I believe it's important to continually check in with ourselves to see how we're doing. Am I trying too hard? Am I too lax? How have I grown? In what ways can I grow?

I've found lately that I've been growing temendously in equanimity. There is a great deal of spaciousness within me when difficulties arise around me, or when a situation comes about in which I would have ordinarily become emotionally swept into. It's liberating to have that spaciousness and the opportunity to decide how I want to respond.

At the same time, there are still struggles between these two great polarities of the hindrances: restlessness and sloth and torpor. In meditation I can see the restlessness as a basic tightening, or tension, inside of me that either wants something I don't have or doesn't want what I've got. For right now, I'm working on meeting this tension with the active feeling of openning to it and and then warming it with love. Soon I will ask myself, is this technique effective? If not, what else might I try?

This is the way of the gradual path.

Sunday, January 1, 2012

New Year, New Age, New Moment

I've often thought of my birthday as an unfortunate circumstance: the Christmas "slash" birthday presents, no chance for a pool party when you're little, and always tending bar on my birthday night for the other New Year's celebrators. I'm happy to say that, this year, I'm finally beginning to imagine it a little differently.

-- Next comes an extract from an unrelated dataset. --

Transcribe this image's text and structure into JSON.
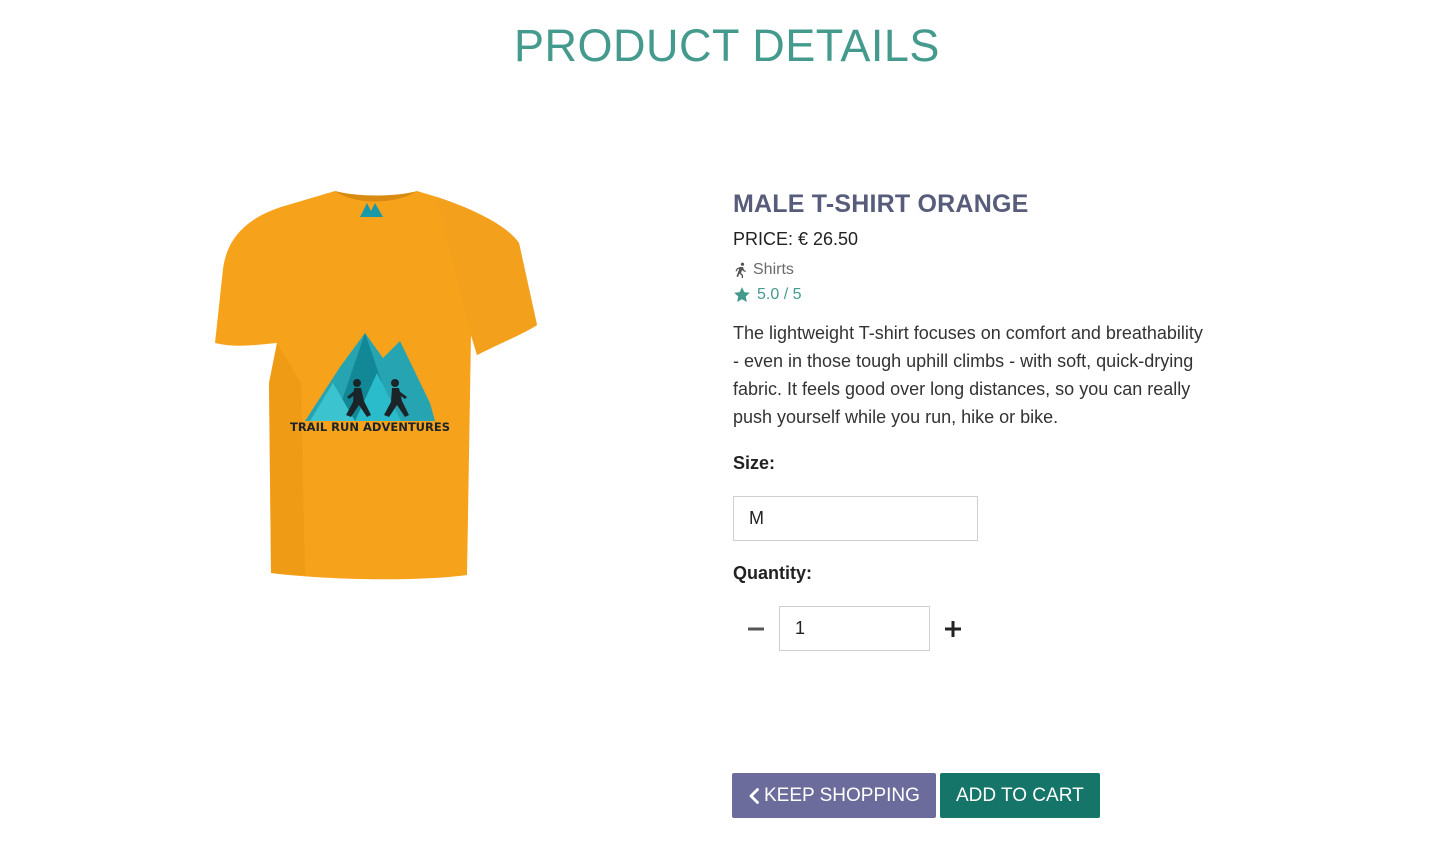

I'm a New Year's baby. Born on a day full of hope (despite the hangovers), resolutions, renewed promises, thoughtful life-reviews, and moments of introspection. Everyone celebrates togetherness. Fireworks explode into the night sky. Southern families cook up black eyed peas and collards, toasting to prosperity and good health. Everyone kisses their sweetheart at midnight. A plethera of "unplanned" babies begin their journey (haven't you ever wondered why there are so many damned Virgos?!). It's a rather auspicious time to come into the world and I'm feeling very, very lucky.

This is despite my car breaking down. And my coworker never showing up to give me a ride to work. And the seat of my pants splitting right in the middle of my bar shift. Take it all in stride, I tell myself. Laugh, smile, be joyous. I'm alive! I was born today!

Dinner with my best friends. Laughing until it hurts. A flute full of golden champagne. A heart warm with love.

I spent some time going back through all of the entries in this journal for the last year and a half. So much growth! Up, up, and away. I'm so very pleased with my changes and the direction of my life. I'm at peace. The spiritual path is gaining width and depth. I'm learning and opening, and loving more and more the strangers I meet every day.

What changes do you discover when you look back over the year? Which one's make you smile? Which one's make the heart wince a little?